„Wie ein angeschlagener Boxer“ - EKD-Papier im Wortlaut
Eine Vorlage für die 251. Sitzung der EKD-Kirchenkonferenz am 2. Juli 2009 zur Lage
der katholischen Kirche und den Auswirkungen auf das ökumenische Verhältnis sorgt
in kirchlichen Kreisen für Unruhe. Der Text liegt den Medien seit geraumer Zeit vor.

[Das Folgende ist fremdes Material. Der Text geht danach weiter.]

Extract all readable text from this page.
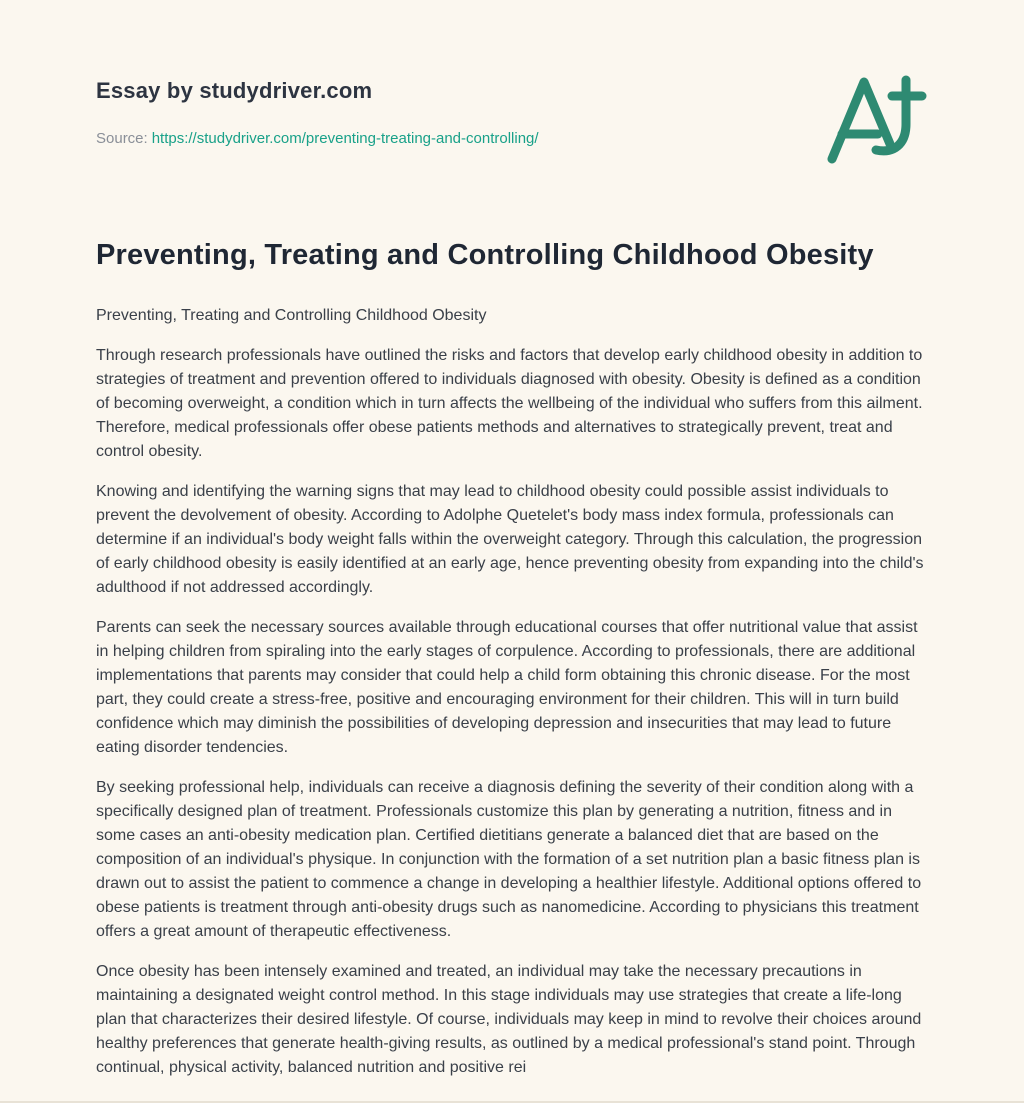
Essay by studydriver.com
Source: https://studydriver.com/preventing-treating-and-controlling/
Preventing, Treating and Controlling Childhood Obesity

Preventing, Treating and Controlling Childhood Obesity

Through research professionals have outlined the risks and factors that develop early childhood obesity in addition to strategies of treatment and prevention offered to individuals diagnosed with obesity. Obesity is defined as a condition of becoming overweight, a condition which in turn affects the wellbeing of the individual who suffers from this ailment. Therefore, medical professionals offer obese patients methods and alternatives to strategically prevent, treat and control obesity.

Knowing and identifying the warning signs that may lead to childhood obesity could possible assist individuals to prevent the devolvement of obesity. According to Adolphe Quetelet's body mass index formula, professionals can determine if an individual's body weight falls within the overweight category. Through this calculation, the progression of early childhood obesity is easily identified at an early age, hence preventing obesity from expanding into the child's adulthood if not addressed accordingly.

Parents can seek the necessary sources available through educational courses that offer nutritional value that assist in helping children from spiraling into the early stages of corpulence. According to professionals, there are additional implementations that parents may consider that could help a child form obtaining this chronic disease. For the most part, they could create a stress-free, positive and encouraging environment for their children. This will in turn build confidence which may diminish the possibilities of developing depression and insecurities that may lead to future eating disorder tendencies.

By seeking professional help, individuals can receive a diagnosis defining the severity of their condition along with a specifically designed plan of treatment. Professionals customize this plan by generating a nutrition, fitness and in some cases an anti-obesity medication plan. Certified dietitians generate a balanced diet that are based on the composition of an individual's physique. In conjunction with the formation of a set nutrition plan a basic fitness plan is drawn out to assist the patient to commence a change in developing a healthier lifestyle. Additional options offered to obese patients is treatment through anti-obesity drugs such as nanomedicine. According to physicians this treatment offers a great amount of therapeutic effectiveness.

Once obesity has been intensely examined and treated, an individual may take the necessary precautions in maintaining a designated weight control method. In this stage individuals may use strategies that create a life-long plan that characterizes their desired lifestyle. Of course, individuals may keep in mind to revolve their choices around healthy preferences that generate health-giving results, as outlined by a medical professional's stand point. Through continual, physical activity, balanced nutrition and positive rei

Hier der Wortlaut des Textes aus dem EKD-Kirchenamt Hannover: Begründungen/Erläuterungen Schon
während des 32. Deutschen Evangelischen Kirchentags in Bremen richteten sich die Blicke
auf den 2. Ökumenischen Kirchentag 2010 in München. Dieser Blick ist einerseits durch
Vorfreude und hohes Engagement vieler ökumenischer Initiativen und Foren geprägt,
er ist aber auch getrübt durch einige Unsicherheiten, die entstanden sind. Um diese
einschätzen zu können und in ihrer Bedeutung für den evangelisch-katholischen Dialog
auszuloten, sollen im Folgenden drei Klärungsschritte erfolgen: Nach einer ersten
Orientierung im Blick auf die Frage (1.), Wo steht der ökumenische Dialog? folgt sodann
(2.) ein Wahrnehmen der Irritationen, die von Rom ausgehen. Zuletzt soll der Frage
nachgegangen werden, welche (3.) Auswirkungen auf das ökumenische Verhältnis der beiden
Kirchen vor dem 2. Ökumenischen Kirchentag dies zeitigen könnte. 1. Wo steht der
ökumenische Dialog? Alle Überlegungen zum gegenwärtigen Stand der evangelisch-katholischen
Ökumene können von einer breiten, stabilen und zuversichtlich stimmenden Grundlage
ausgehen. Es ist nicht nur die zu Recht vielgelobte stabile Basis Ökumene in Deutschland,
die nach wie vor an sehr vielen Orten eng zusammenarbeitet, gemeinsame Herausforderungen
wahrnimmt und kaum Entmutigungszeichen kennt. Es sind auch die faktisch breite Grundübereinstimmung
zwischen den beiden Kirchen und die vielen verlässlichen Kontakte und stabilen Gesprächsebenen,
die ein weitgehend sachlich orientiertes und partnerschaftlich ausgerichtetes Verhältnis
prägen. Der Kontaktgesprächskreis, aber auch viele geregelte Kontaktformen in den
Landeskirchen lassen kaum die Sorge zu, es könnten sich wirkliche tiefgreifende, substanzielle
Infragestellungen der ökumenischen Beziehungen ankündigen. Auch wird man festhalten
können, dass die große ökumenische Aufbruchswelle nach dem 2. Weltkrieg in der Verabschiedung
der „Gemeinsamen offiziellen Feststellung“ bzw. der „Gemeinsamen Rechtfertigungserklärung“
1999 in Augsburg zweifellos ihren symbolischen Höhepunkt und vorläufigen Schlussstein
fand. Trotz der zum Teil sehr heftigen evangelischen Kritik an diesen Dokumenten sind
diese Texte zu Recht als Ergebnis einer „höheren Choreographie“ angesehen worden,
denn die Rechtfertigungslehre war in der Reformationszeit der entscheidende Streitpunkt,
der viele gegenseitige Verurteilungen und theologische Verwerfungen mit sich gebracht
hatte. Es ist gut, wenn die Rechtfertigungslehre auch der Ort ist, an dem dieses gegenseitige
Verurteilen zu einem gewissen Ende gekommen ist. Allerdings ist es bedauerlich, dass
es bisher noch keine offizielle Rezeption der Texte in der römisch-katholischen Kirche
gegeben hat es ist daher gut und richtig, wenn besonders die VELKD für dieses Jahr
2009 eine Erinnerungsfeier zum 10jährigen Jahrestag der Unterzeichnung in Augsburg
plant, auch als Erinnerung an das noch Unabgeschlossene dieses ökumenischen Schlüsselereignisses. Seit
1999 aber sind die Signale der Verschiedenheit und der Andersartigkeit stärker geworden.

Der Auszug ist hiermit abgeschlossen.